5. Anal play. She at first was game for milking me(finger in my bottom to milk my prostate till cum leaked out without orgasm). She tried pegging me a few times as well. I had not seen any demands made for this to happen again so I assume she wasn’t into it. Before you ask, no there was no “accident” or poo issues, whenever she was near there I had always cleaned inside and was ready if need be, I still do just in case. Pegging isn’t something that I look forward to its mostly something that makes me feel controlled, an act of submitting so it’s not something to miss or not miss, Although I would love to have an orgasm through pegging, ultimate in sexual submission. I have tried and have gotten close, I just can’t do it by myself so have stopped trying…my arm gets tired right when I almost get there lol. Milking actually feels good so that was something I miss, but when she did it when she touched my cock I would always get close to cumming really fast and had to stop her very early.
Its weird how sometimes things just seem to slip away. I’m not sure if it is a deliberate omission, or more like outgrowing a pair of shoes. As long as she is happy so am I!
I cannot believe how happy I am. I never knew how empty I felt inside and how depressed I really was until someone let me be me, the real me. Is it normal for a real boy to be happier when he’s a girl? No, I guess I’m not normal. Cause the bright side of my life are the days when I’m wearing clothes that belong and I’m serving her. I don’t feel like I’m gross, I don’t feel like a giant lie, and I don’t feel like I’m a mistake that shouldn’t be. I put on my “real” clothes and I open up, I want to hug her and hold her and thank her for letting me be myself and not being alone. It shouldn’t matter, it’s just clothes right? But it does, cause instead of hating myself when I look down, I see the real me, even if it will always be in short doses. It means so much to me that she is in this with me and that I’m not alone.
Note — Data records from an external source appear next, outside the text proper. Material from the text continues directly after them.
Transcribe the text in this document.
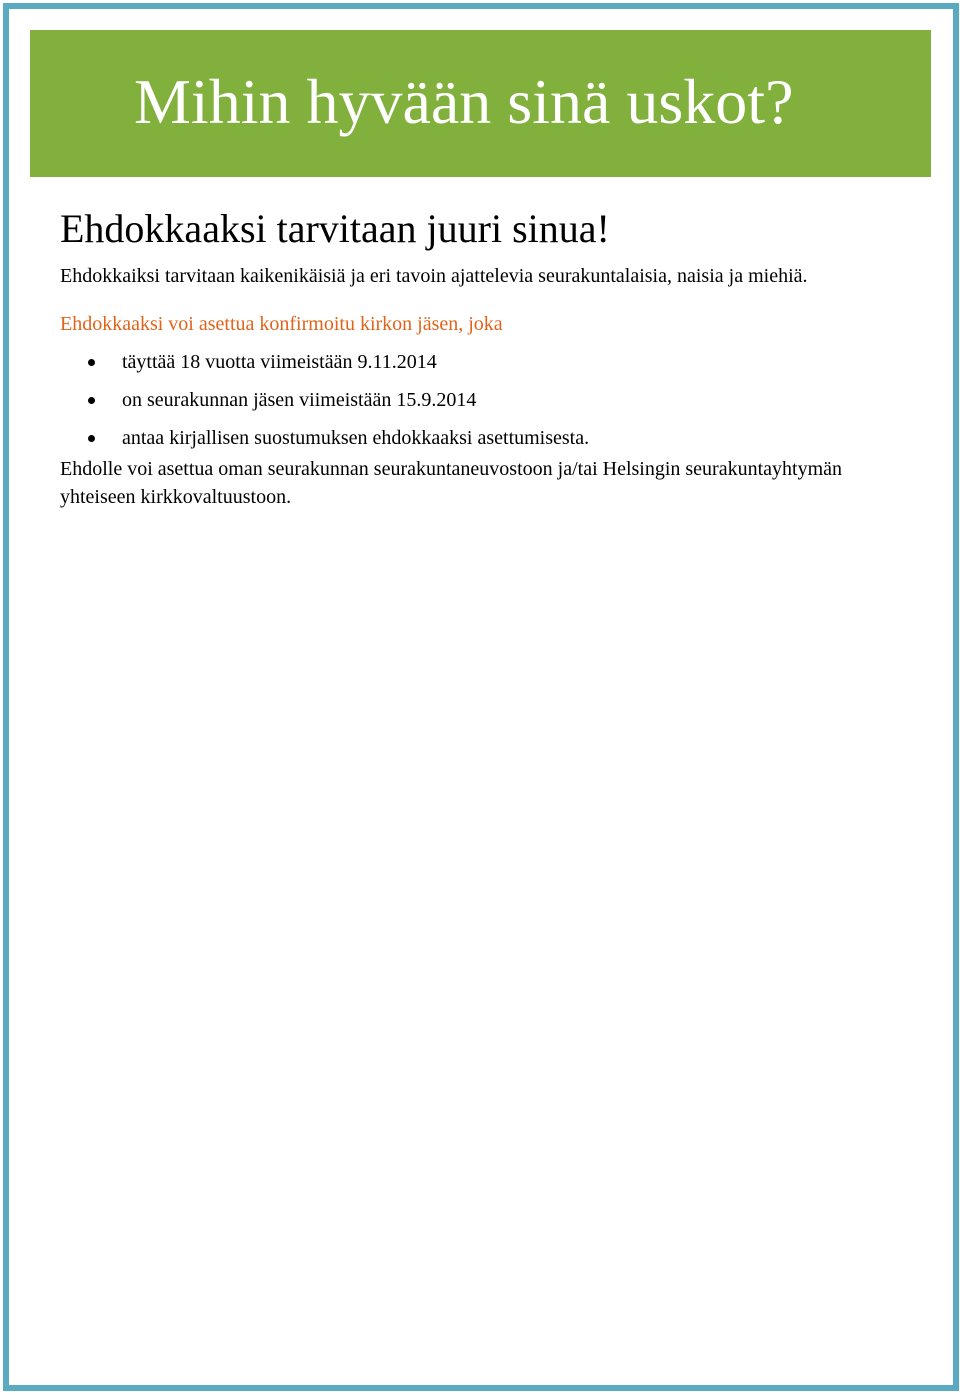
Mihin hyvään sinä uskot?
Ehdokkaaksi tarvitaan juuri sinua!

Ehdokkaiksi tarvitaan kaikenikäisiä ja eri tavoin ajattelevia seurakuntalaisia, naisia ja miehiä.

Ehdokkaaksi voi asettua konfirmoitu kirkon jäsen, joka

täyttää 18 vuotta viimeistään 9.11.2014
on seurakunnan jäsen viimeistään 15.9.2014
antaa kirjallisen suostumuksen ehdokkaaksi asettumisesta.

Ehdolle voi asettua oman seurakunnan seurakuntaneuvostoon ja/tai Helsingin seurakuntayhtymän yhteiseen kirkkovaltuustoon.
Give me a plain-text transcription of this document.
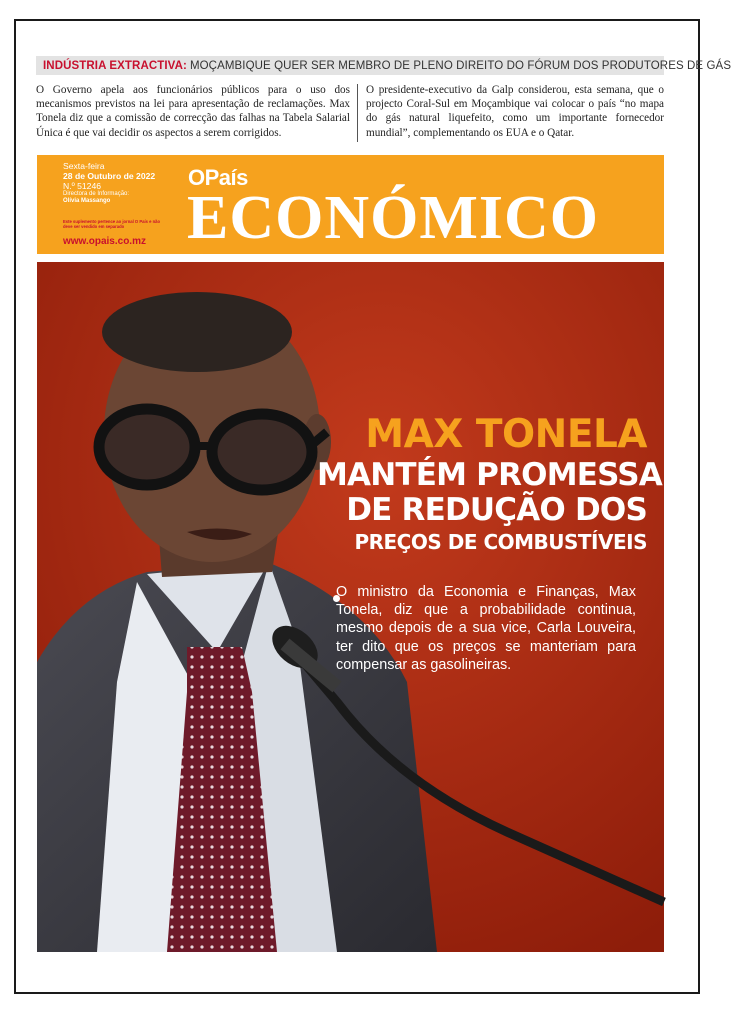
INDÚSTRIA EXTRACTIVA : MOÇAMBIQUE QUER SER MEMBRO DE PLENO DIREITO DO FÓRUM DOS PRODUTORES DE GÁS
O Governo apela aos funcionários públicos para o uso dos mecanismos previstos na lei para apresentação de reclamações. Max Tonela diz que a comissão de correcção das falhas na Tabela Salarial Única é que vai decidir os aspectos a serem corrigidos.
O presidente-executivo da Galp considerou, esta semana, que o projecto Coral-Sul em Moçambique vai colocar o país “no mapa do gás natural liquefeito, como um importante fornecedor mundial”, complementando os EUA e o Qatar.
Sexta-feira
28 de Outubro de 2022
N.º 51246
Directora de Informação:
Olívia Massango
Este suplemento pertence ao jornal O País e não deve ser vendido em separado
www.opais.co.mz
OPaís
ECONÓMICO
MAX TONELA
MANTÉM PROMESSA
DE REDUÇÃO DOS
PREÇOS DE COMBUSTÍVEIS
O ministro da Economia e Finanças, Max Tonela, diz que a probabilidade continua, mesmo depois de a sua vice, Carla Louveira, ter dito que os preços se manteriam para compensar as gasolineiras.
The other day when I was getting ready for serving her I had chosen my casual outfit instead of the more formal dress (which I love), she asked me “no dress today?” I had thought about it, but had already did most of household duties buck naked and formality was about over at this point, so went with some casual clothes. I loved that she was asking, interested, and involved. It would break my heart if I thought she actually hated the real me and put up with it because she loved the lie I put out to everyone else in life.
Sex wise she still pushes all my buttons, teasing me about my size, I still don’t know why I get so turned on by it yet here we are. Maybe it’s brutal honesty that lets me know that I see you and I still love you. A new one is the cuckold stuff which is more recent than others but still some of the hottest things she has said. We both know she isn’t interested in actually finding someone else, but that doesn’t change that when she tells me what she wants, or wants me to do, or what she going to do, I get so turned on I can physically feel precum start to leak out of me. Actually all of her verbal teasing has been the most erotic thing in the world to me. Whether it’s telling me what to do, telling me what she will make me do, or even telling me what I’m not going to do lol, her involvement and verbal or physical demand over me has made me melt.
So that’s where we are now, sexually and emotionally.